A father who lost one of his twin daughters in a car crash in 2016 says the “disgusting condition” of Williamstown Cemetery is compounding his grief.
Peter Caruana said he had resorted to carrying a shovel, bucket and whipper snipper in his car to replace top soil and maintain his daughter’s grave himself.
“My every visit seems to find mud on the roads in the cemetery and whenever a burial has taken place the mud, rocks etcetera are strewn across the grounds,” he said.
“They’re doing construction work and they run their machinery over the gravesites, causing large indentations in the grass and soil.
“I am continuously dropping in and topping up the soil myself. I find this very disrespectful.

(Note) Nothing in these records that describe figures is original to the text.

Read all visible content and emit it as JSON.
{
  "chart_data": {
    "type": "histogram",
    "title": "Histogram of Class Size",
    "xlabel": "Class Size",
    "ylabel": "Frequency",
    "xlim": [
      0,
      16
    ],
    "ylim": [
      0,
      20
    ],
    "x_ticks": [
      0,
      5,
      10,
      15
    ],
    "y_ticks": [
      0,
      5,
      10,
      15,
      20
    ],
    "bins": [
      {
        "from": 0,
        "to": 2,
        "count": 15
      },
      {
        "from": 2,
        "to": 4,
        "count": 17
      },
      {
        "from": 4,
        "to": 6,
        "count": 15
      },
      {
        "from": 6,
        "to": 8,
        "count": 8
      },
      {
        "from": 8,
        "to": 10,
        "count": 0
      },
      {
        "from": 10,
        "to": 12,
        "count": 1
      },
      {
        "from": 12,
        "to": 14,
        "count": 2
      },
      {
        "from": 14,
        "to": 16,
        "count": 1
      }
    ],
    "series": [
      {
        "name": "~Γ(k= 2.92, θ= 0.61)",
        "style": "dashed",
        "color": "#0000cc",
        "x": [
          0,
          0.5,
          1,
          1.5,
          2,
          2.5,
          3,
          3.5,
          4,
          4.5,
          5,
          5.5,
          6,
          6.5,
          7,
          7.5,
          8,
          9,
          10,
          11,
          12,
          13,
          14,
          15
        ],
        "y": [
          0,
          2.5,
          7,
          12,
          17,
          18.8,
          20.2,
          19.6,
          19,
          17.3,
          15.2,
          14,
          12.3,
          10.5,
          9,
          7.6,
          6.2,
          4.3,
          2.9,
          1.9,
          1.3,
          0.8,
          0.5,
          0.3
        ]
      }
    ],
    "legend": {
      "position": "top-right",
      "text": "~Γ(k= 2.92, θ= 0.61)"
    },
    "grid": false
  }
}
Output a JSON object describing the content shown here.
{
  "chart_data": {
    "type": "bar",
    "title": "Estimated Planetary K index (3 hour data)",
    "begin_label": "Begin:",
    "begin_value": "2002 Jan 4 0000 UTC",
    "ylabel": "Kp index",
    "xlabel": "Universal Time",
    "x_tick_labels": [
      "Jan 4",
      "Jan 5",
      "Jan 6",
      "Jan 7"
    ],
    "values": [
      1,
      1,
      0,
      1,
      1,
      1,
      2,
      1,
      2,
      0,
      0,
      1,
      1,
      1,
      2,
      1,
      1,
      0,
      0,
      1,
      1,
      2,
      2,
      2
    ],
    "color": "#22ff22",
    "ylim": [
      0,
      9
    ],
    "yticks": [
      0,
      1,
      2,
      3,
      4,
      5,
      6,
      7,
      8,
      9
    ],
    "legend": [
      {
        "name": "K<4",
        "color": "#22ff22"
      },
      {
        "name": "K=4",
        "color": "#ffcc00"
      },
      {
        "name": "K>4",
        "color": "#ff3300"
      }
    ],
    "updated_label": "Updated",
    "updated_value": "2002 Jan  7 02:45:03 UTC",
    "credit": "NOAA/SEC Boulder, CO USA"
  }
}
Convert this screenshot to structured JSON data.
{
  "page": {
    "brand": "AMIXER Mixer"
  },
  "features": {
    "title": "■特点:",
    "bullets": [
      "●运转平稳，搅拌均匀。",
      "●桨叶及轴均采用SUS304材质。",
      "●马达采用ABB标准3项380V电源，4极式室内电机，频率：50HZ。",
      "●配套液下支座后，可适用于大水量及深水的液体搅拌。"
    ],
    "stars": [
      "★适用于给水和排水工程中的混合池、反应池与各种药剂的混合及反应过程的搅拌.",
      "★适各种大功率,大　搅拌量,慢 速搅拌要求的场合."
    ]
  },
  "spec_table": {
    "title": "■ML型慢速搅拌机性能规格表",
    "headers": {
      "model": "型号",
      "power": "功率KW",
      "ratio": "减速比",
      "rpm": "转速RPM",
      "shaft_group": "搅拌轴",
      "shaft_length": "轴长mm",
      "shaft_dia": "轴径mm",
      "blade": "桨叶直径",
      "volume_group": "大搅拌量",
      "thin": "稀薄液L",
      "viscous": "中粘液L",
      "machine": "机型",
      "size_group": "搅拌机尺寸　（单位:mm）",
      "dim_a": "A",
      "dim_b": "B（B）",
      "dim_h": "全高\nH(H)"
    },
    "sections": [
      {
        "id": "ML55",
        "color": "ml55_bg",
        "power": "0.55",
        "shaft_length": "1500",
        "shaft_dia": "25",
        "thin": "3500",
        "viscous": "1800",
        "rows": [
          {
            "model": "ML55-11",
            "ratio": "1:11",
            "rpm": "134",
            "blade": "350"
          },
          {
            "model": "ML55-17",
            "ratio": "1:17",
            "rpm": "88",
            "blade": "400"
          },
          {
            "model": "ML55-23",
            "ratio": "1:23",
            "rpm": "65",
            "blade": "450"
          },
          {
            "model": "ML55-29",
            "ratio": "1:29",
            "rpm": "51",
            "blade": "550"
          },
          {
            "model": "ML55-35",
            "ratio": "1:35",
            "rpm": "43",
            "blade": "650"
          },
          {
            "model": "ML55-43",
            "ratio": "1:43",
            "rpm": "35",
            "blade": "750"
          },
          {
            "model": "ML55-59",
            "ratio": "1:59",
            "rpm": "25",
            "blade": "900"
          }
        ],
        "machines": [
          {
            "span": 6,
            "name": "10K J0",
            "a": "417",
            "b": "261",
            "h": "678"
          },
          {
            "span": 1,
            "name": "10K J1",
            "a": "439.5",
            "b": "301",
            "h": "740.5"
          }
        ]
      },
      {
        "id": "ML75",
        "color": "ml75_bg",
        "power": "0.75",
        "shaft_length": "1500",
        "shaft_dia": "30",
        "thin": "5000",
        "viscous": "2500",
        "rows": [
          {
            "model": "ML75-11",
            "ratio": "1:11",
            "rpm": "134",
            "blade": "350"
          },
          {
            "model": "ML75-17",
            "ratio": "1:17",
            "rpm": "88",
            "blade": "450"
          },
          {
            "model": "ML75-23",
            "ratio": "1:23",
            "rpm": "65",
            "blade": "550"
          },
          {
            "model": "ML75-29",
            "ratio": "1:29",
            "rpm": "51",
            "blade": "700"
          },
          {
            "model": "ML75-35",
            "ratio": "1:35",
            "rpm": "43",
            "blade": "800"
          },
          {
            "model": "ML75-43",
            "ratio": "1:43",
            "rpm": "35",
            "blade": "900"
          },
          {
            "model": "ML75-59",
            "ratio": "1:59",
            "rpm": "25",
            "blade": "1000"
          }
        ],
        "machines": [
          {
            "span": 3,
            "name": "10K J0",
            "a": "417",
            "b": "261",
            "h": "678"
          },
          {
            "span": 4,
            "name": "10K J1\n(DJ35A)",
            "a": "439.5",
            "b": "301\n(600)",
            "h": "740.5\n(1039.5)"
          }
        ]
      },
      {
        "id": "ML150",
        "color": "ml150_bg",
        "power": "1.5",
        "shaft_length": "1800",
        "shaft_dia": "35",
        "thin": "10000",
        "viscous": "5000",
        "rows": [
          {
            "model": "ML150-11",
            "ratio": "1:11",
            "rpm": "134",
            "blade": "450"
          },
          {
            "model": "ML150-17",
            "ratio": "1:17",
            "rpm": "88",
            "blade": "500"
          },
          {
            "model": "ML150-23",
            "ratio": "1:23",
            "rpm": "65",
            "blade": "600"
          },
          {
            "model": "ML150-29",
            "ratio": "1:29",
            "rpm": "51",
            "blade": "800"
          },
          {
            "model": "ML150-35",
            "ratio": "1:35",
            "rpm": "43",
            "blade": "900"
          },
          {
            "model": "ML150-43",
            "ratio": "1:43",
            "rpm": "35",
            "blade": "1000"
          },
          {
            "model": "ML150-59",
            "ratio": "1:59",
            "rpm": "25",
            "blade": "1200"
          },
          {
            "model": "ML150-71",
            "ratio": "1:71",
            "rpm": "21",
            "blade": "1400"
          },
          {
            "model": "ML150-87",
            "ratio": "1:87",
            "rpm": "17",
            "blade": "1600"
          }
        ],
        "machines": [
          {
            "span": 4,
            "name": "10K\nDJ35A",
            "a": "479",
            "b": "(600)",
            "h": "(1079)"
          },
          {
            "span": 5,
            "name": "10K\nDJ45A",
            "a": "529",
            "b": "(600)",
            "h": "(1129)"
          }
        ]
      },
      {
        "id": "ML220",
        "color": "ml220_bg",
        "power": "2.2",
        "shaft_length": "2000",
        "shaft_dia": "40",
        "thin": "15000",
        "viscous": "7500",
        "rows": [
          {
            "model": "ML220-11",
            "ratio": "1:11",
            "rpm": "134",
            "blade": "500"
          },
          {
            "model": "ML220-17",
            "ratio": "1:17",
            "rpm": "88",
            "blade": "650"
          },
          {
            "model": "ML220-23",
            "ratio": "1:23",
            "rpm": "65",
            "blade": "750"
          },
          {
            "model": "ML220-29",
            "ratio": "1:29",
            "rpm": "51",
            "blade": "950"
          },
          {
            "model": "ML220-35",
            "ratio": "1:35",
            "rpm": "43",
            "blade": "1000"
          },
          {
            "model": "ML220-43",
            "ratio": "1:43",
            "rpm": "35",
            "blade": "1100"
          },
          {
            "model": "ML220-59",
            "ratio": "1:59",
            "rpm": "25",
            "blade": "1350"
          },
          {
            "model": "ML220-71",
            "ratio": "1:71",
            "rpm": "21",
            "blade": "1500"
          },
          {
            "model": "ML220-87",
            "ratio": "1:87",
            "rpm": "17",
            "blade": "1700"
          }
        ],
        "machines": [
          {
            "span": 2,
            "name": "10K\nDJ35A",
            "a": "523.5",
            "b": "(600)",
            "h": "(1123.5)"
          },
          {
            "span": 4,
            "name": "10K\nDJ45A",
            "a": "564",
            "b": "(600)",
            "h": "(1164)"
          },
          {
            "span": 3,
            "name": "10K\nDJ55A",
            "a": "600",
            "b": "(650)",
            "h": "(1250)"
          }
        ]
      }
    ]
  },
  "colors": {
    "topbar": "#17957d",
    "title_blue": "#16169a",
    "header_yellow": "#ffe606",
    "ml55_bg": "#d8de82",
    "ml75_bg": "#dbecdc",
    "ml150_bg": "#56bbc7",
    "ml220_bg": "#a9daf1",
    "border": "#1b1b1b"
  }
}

“I’ve actually got a bucket and shovel in my car to do it on the way home from work.
“Every time my wife goes there, she sits there and shakes her head.”
Mr Caruana, who also has loved ones buried at Altona, Keilor and Melton cemeteries, said other memorial parks were in much better condition than Williamstown.
On numerous occasions, he has contacted The Greater Metropolitan Cemeteries Trust, which manages Williamstown Cemetery, to request better maintenance.
“Getting close to Christmas time, how would they feel to visit their family and loved ones and pay respect and look at it like that?” Mr Caruana said. “They’ve got no respect at all.”
The Trust’s acting chief executive Deb Ganderton said staff at Williamstown were proud of their achievements and performed admirably under sometimes trying and difficult circumstances.
“Occasionally, in preparation for a funeral, especially after rain, mud in machinery tyres and tracks can be dislodged,” she said. “Our staff are diligent when cleaning up and regular street sweeping also addresses the problem.
“Our machinery may leave some indentations on the grass but on completion of the activity staff are quick to rectify any issues.”